Evaluate Lakewatch now if:

  • You run security operations on Databricks or are evaluating Databricks for data work
  • Your SIEM bill is driven by retention volume — the lakehouse model likely cuts this significantly
  • You need to detect AI/agent-driven attacks, not just human-driven ones
  • You have a custom agent or service mesh that generates novel telemetry

Wait if:

  • You’re outside Databricks’ ecosystem — Lakewatch is deeply lakehouse-native; migration cost is high
  • You need GA pricing and SLAs before evaluating enterprise security tooling
  • Your security stack is fully Splunk-native — useful to monitor, but not a blocker given SiftD.ai’s Splunk expertise

Signal for GA readiness:

  • When Databricks announces public preview availability
  • When OCSF connector count for your existing security vendors is confirmed
  • When pricing is public (expected to accompany public preview)

Why This Matters for AI Builders

Lakewatch makes an argument that every team building agentic applications will eventually confront: as you deploy more agents, you need to monitor them as a new attack surface — both agents attacking you and your own agents misbehaving.

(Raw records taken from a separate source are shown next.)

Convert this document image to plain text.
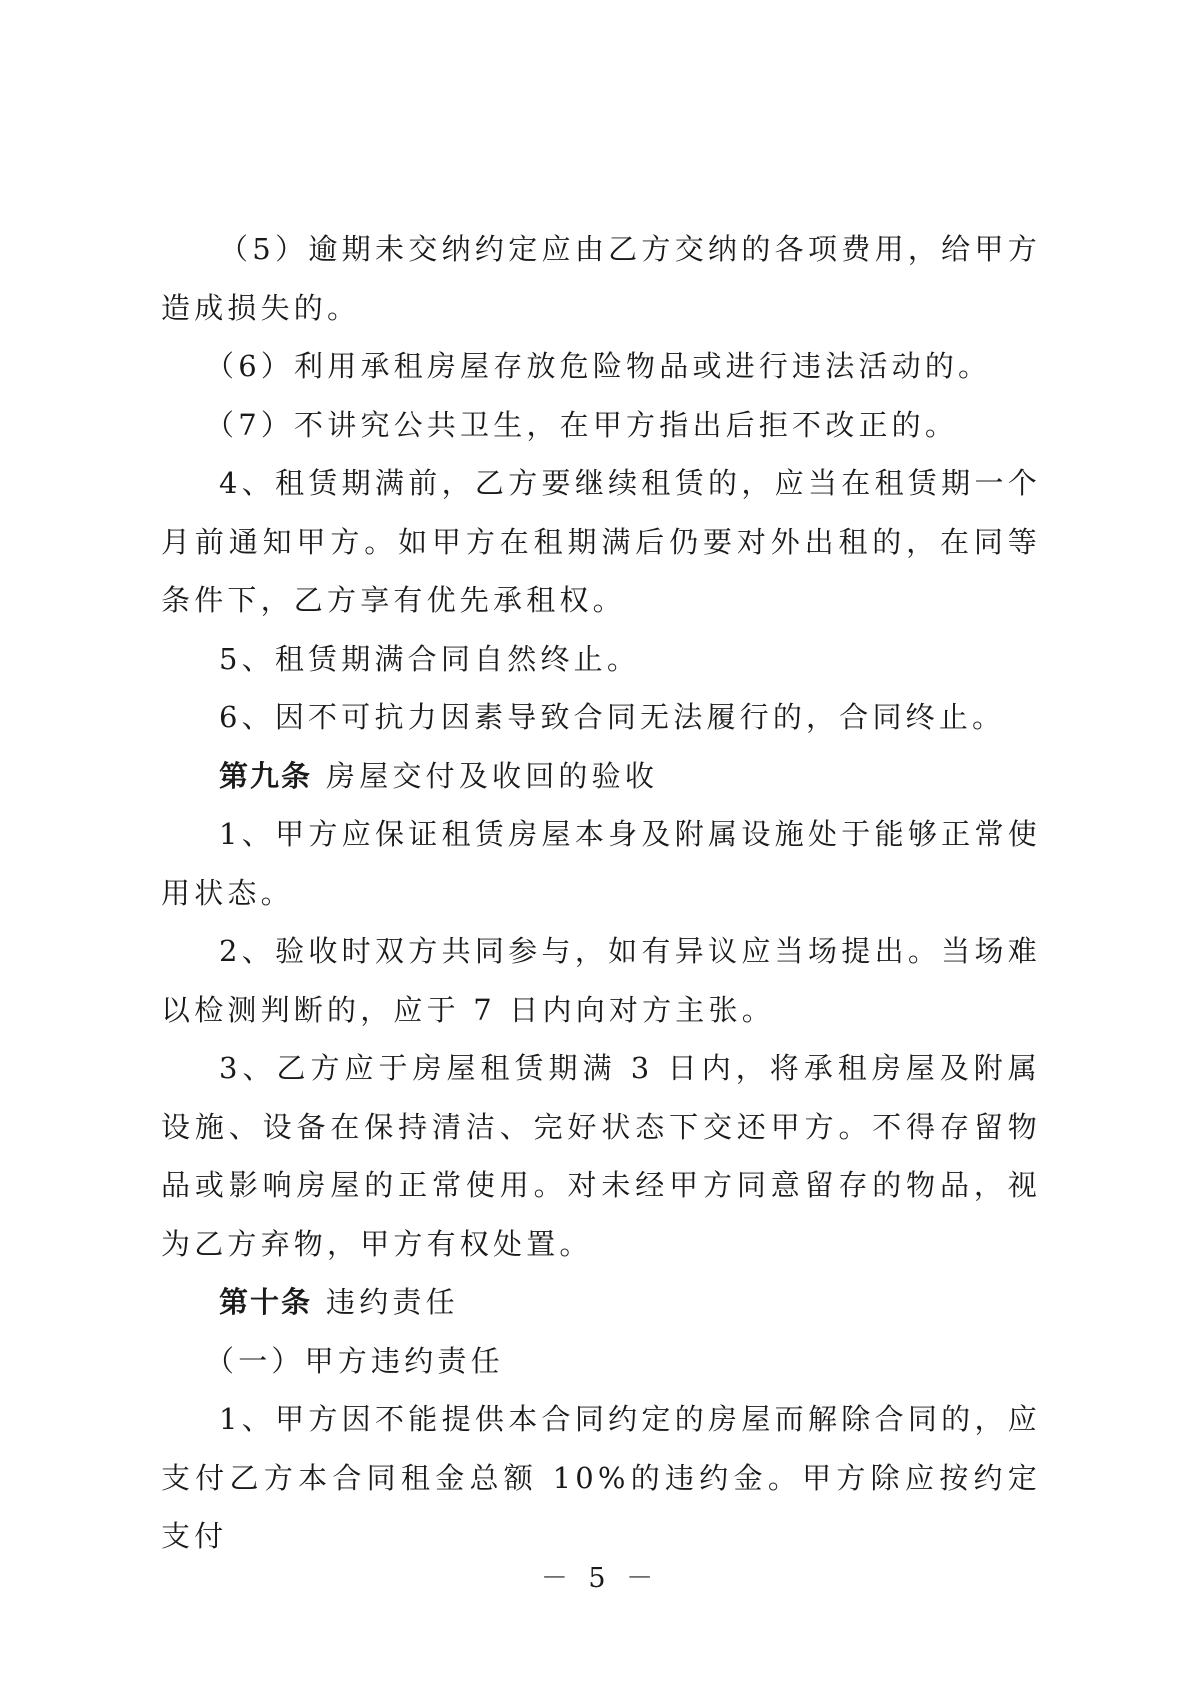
（5）逾期未交纳约定应由乙方交纳的各项费用，给甲方造成损失的。

（6）利用承租房屋存放危险物品或进行违法活动的。

（7）不讲究公共卫生，在甲方指出后拒不改正的。

4、租赁期满前，乙方要继续租赁的，应当在租赁期一个月前通知甲方。如甲方在租期满后仍要对外出租的，在同等条件下，乙方享有优先承租权。

5、租赁期满合同自然终止。

6、因不可抗力因素导致合同无法履行的，合同终止。

第九条 房屋交付及收回的验收

1、甲方应保证租赁房屋本身及附属设施处于能够正常使用状态。

2、验收时双方共同参与，如有异议应当场提出。当场难以检测判断的，应于 7 日内向对方主张。

3、乙方应于房屋租赁期满 3 日内，将承租房屋及附属设施、设备在保持清洁、完好状态下交还甲方。不得存留物品或影响房屋的正常使用。对未经甲方同意留存的物品，视为乙方弃物，甲方有权处置。

第十条 违约责任

（一）甲方违约责任

1、甲方因不能提供本合同约定的房屋而解除合同的，应支付乙方本合同租金总额 10%的违约金。甲方除应按约定支付

－ 5 －
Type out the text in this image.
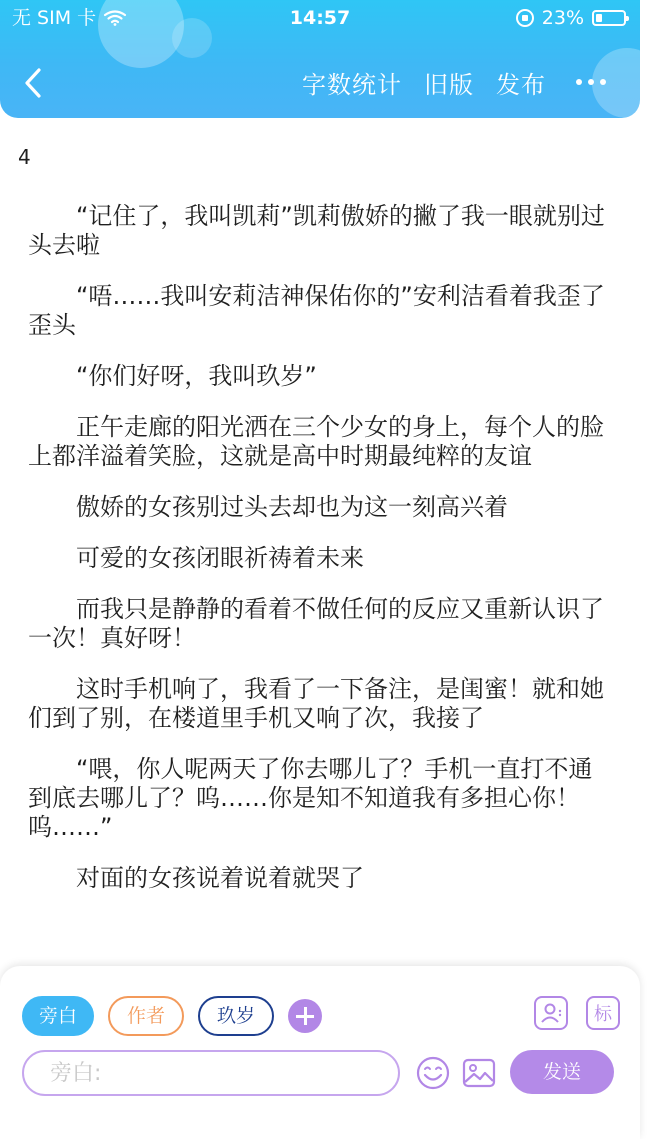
无 SIM 卡	14:57	23%
字数统计 旧版 发布
4

“记住了，我叫凯莉”凯莉傲娇的撇了我一眼就别过头去啦

“唔……我叫安莉洁神保佑你的”安利洁看着我歪了歪头

“你们好呀，我叫玖岁”

正午走廊的阳光洒在三个少女的身上，每个人的脸上都洋溢着笑脸，这就是高中时期最纯粹的友谊

傲娇的女孩别过头去却也为这一刻高兴着

可爱的女孩闭眼祈祷着未来

而我只是静静的看着不做任何的反应又重新认识了一次！真好呀！

这时手机响了，我看了一下备注，是闺蜜！就和她们到了别，在楼道里手机又响了次，我接了

“喂，你人呢两天了你去哪儿了？手机一直打不通到底去哪儿了？呜……你是知不知道我有多担心你！呜……”

对面的女孩说着说着就哭了

旁白	作者	玖岁	标
旁白:
发送
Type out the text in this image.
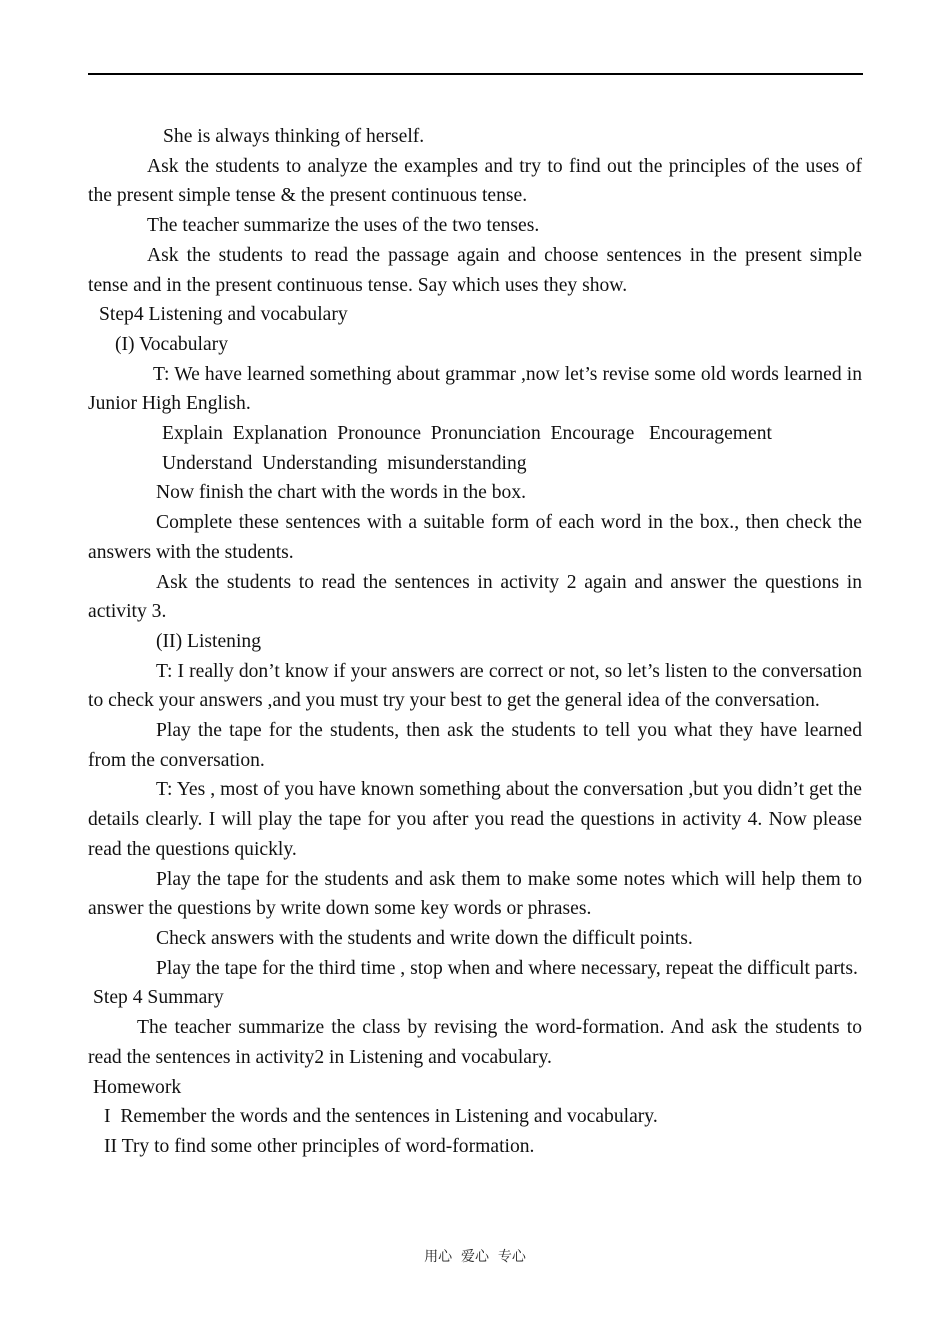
She is always thinking of herself.

Ask the students to analyze the examples and try to find out the principles of the uses of the present simple tense & the present continuous tense.

The teacher summarize the uses of the two tenses.

Ask the students to read the passage again and choose sentences in the present simple tense and in the present continuous tense. Say which uses they show.

Step4 Listening and vocabulary

(I) Vocabulary

T: We have learned something about grammar ,now let’s revise some old words learned in Junior High English.

Explain  Explanation  Pronounce  Pronunciation  Encourage   Encouragement

Understand  Understanding  misunderstanding

Now finish the chart with the words in the box.

Complete these sentences with a suitable form of each word in the box., then check the answers with the students.

Ask the students to read the sentences in activity 2 again and answer the questions in activity 3.

(II) Listening

T: I really don’t know if your answers are correct or not, so let’s listen to the conversation to check your answers ,and you must try your best to get the general idea of the conversation.

Play the tape for the students, then ask the students to tell you what they have learned from the conversation.

T: Yes , most of you have known something about the conversation ,but you didn’t get the details clearly. I will play the tape for you after you read the questions in activity 4. Now please read the questions quickly.

Play the tape for the students and ask them to make some notes which will help them to answer the questions by write down some key words or phrases.

Check answers with the students and write down the difficult points.

Play the tape for the third time , stop when and where necessary, repeat the difficult parts.

Step 4 Summary

The teacher summarize the class by revising the word-formation. And ask the students to read the sentences in activity2 in Listening and vocabulary.

Homework

I  Remember the words and the sentences in Listening and vocabulary.

II Try to find some other principles of word-formation.

用心  爱心  专心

The OCSF-based architecture is worth tracking regardless of whether you use Lakewatch. OCSF is becoming the standard schema for security telemetry in the same way OpenAPI became the standard for REST docs. If you’re building agent systems that generate audit trails, designing your logs to OCSF-compatible schemas from the start is worth considering.

The Claude integration also establishes a pattern for how AI providers work with enterprise SaaS platforms: not as a chat interface, but as a reasoning engine embedded into domain-specific products. This is the direction agentic AI is taking in regulated, high-stakes domains.